His mission now is to pass his personal experiences on to his players with the hope they will strive to reach the top by emulating his actions.

“I try to create an atmosphere of a winning program, something that kids want to be around and they want to come to Gulliver to play,” Rodriguez said. “I don’t ever go out and get a kid. Everybody wants to come here to play and once they’re here nobody wants to leave; that’s the kind of atmosphere that I want. I’m very proud of that; it’s been a lot of years in the making.”

The Gulliver Prep baseball program was by no means in dire straits when Rodriguez took over in 2009. Raiders’ teams won nine district championships between 1997 and 2008; five regional titles between 1999 and 2007; finished as state runner-up in 1999 and won a state championship in 2004.

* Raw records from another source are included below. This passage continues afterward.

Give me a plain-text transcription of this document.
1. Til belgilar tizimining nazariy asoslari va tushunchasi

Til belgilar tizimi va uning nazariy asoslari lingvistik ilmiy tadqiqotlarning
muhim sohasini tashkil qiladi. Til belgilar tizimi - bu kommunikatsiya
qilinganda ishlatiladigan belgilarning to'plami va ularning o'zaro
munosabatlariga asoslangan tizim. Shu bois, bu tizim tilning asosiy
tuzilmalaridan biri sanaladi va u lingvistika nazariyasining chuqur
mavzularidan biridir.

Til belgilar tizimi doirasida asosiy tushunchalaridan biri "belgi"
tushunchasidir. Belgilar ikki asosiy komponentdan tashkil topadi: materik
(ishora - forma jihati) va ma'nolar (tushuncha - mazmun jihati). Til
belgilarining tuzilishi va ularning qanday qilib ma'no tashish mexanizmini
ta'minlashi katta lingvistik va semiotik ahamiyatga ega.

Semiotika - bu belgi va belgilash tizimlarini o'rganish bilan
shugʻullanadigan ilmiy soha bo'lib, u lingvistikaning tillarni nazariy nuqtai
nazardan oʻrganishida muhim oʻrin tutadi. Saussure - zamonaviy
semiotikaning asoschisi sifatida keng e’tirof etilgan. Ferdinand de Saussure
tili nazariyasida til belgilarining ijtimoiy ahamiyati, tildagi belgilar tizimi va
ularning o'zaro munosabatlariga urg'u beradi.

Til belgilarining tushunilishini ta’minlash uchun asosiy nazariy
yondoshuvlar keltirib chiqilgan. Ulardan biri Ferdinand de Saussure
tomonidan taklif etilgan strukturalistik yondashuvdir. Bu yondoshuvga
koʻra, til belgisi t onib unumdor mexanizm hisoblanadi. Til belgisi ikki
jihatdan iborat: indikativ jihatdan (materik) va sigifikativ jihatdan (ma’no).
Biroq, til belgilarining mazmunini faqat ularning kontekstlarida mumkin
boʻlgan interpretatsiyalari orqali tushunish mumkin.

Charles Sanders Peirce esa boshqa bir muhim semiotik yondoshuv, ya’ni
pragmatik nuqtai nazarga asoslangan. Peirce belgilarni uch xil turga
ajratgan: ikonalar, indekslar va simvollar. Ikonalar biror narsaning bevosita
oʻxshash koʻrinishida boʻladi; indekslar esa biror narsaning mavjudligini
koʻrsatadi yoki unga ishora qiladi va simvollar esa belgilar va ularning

The Raiders won both district and regional championships and finished as state runner-up in Rodriguez’s first season at the helm. District championships followed in 2010 and 2011 with a regional title in 2010. Those levels of accomplishment have not been reached in the last three seasons.

This is the year that changes, the people within the Gulliver Prep baseball community firmly believe. This is the year the Raiders regain their rightful spot near the top of the PG Florida Region hierarchy and climb the PG Top-50 Rankings instead of falling out.

“I just feel the kids that are new to the team are buying into the system – hey, this is the way we’re going to win,” Rodriguez said. “Now I have a guy like Jorge (Posada) that is a proven winner and he’s kind of repeating the same things that I’ve been saying for the last two or three years, and now it’s really sticking in their heads – hey, this is the way it has to be.”